To realize your self- worth it is important to follow 5 crucial steps.



1. Acceptance

Think about someone that you really admire. I want you to remember the day that you met that person and remember your first impression of them. Was that person warm, caring, funny, calm, sweet, generous?

Now think about yourself. Imagine meeting yourself for the first time. What thoughts pop to your mind? Are you warm, caring, funny, calm, sweet, generous? Something else? Do you have a lovely smile, or inviting eyes? Are you talented at the art of conversation, or great at listening? What is it about you that you love the minute you realize who you really are? You will invariably come up with some negative things you don’t like about yourself. We all suffer self-criticism, but this is where you need to learn the art of compassion. Pretend you are a friend meeting you for the first time. Would you even notice that quality you constantly criticize yourself for? If you did notice that quality, would you care? Would the good outweigh the bad? Would someone else love that about you? Try to understand yourself and not condemn yourself.

Your confidence will rise when you can accept and appreciate your own self-image.




2. Be true to you.

Let me introduce you to your ego! This is the voice of “reason”. It is the voice that tells you that you can’t do that. It is the voice that reasons with you and tells you that other people would judge you for doing that. The voice that reminds you what your Mother said that one time when you were four, about your naughty behaviour. It is the voice that keeps you “safe”. It keeps you safe from stepping outside the comfort zone and safe from striving for more. Safe from fear, but also locked in fear. Your ego is there to protect you from further vulnerability.

Your ego also cushions you from reality and limits your visibility. It can also diminish your capacity for living the way you truly desire to live.

For one second, try to silence the ego. Try to get in touch with your Higher Self. Listen to your soul’s calling! Listen to that inner voice. The one deep down that feels like it comes from the heart. That is the true you.

Becoming more authentic means allowing yourself to think your own thoughts and make your own choices. It means you can rise above the need for approval from others. You no longer feel obligated to anyone. Your feelings, thoughts and choices, are now yours alone. You no longer feel the need to agree, simply to be well mannered. You are happy to agree to disagree.


3. Empathy

Accepting who you are is extremely liberating. It allows you to then be a support to others as well. Reaching out to someone else allows you to move out of yourself in a genuine and caring way.

Learning to place yourself in someone else’s position, can be liberating. It can help you to realize that the world doesn’t actually revolve around you. This empathy is the way to diminish misinterpretations in communications, as you are able to understand why someone might do or say, what they have done or said. Empathy allows you to feel deeply and spontaneously with others. It allows the gift of understanding and the ability to be kind instead of judgmental.

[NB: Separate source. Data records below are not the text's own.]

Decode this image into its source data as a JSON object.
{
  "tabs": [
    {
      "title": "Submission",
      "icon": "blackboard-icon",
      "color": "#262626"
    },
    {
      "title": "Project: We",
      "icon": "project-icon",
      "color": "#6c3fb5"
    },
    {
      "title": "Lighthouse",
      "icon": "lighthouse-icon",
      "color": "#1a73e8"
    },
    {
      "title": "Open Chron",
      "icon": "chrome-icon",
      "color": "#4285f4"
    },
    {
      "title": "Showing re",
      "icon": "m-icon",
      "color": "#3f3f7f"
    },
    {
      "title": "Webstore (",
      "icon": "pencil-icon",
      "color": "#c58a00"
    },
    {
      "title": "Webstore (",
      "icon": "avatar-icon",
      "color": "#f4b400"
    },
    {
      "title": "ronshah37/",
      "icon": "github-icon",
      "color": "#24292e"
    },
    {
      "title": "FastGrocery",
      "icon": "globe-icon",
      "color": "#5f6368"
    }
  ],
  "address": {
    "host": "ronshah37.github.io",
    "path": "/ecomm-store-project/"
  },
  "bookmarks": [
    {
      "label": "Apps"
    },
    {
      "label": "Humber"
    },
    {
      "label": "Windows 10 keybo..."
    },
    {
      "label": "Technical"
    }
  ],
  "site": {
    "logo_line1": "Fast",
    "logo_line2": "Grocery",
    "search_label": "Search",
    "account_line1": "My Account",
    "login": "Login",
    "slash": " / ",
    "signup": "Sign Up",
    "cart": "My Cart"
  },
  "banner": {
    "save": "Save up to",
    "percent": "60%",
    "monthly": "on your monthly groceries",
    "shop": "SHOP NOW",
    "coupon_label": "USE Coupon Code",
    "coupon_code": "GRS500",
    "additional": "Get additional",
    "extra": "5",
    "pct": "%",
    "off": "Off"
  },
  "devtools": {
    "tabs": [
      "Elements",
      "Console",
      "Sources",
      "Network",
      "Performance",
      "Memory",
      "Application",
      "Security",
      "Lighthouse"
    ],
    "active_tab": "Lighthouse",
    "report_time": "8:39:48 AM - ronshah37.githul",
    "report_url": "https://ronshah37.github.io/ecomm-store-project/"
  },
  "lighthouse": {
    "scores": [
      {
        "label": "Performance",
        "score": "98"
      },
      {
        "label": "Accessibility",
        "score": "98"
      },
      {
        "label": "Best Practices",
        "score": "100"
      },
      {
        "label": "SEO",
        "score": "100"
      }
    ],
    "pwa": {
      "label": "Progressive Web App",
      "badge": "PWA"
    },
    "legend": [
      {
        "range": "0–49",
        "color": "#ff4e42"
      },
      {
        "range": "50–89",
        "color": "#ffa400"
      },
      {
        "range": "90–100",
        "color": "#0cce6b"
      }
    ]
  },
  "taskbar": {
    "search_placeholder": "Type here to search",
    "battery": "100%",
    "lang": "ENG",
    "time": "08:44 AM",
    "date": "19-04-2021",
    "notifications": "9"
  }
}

The world where you can “Feel” what others feel is a world where the possibilities of amazing human experiences are greatly enhanced.


4. Believe

“I am not good enough”. Is this what you think? Is this belief firmly encrusted in your core? Somehow, something will always go wrong! If you said yes to this, then you need to stop giving yourself excuses. You need to make the commitment to believe in yourself. Truly believing in yourself and your motivations are your ticket to success. Your thoughts give your belief the power, so to change your belief we need to change your thoughts. “I am good enough!” There is no longer any such word as not or can’t.




5. Belong

A community is seen as a union of people who have something in common. This could be church, family, friendship circle, book club, the 4wd forum, tarot club or the indigo children group. It is so important to realize, that even if you feel alone right now, you aren’t actually ever alone. There is always someone who will “get you”. There is always someone who will understand. There is always someone.

When you can appreciate that there are others that you can feel comfortable with, and experience a sense of mutual belonging, then you will learn how to feel more confident in giving and receiving. Feeling alone can drive you into the depths of loneliness and alienation. Feeling alone most importantly undermines your confidence and increases your negative feelings or low self-worth, anger and resentment.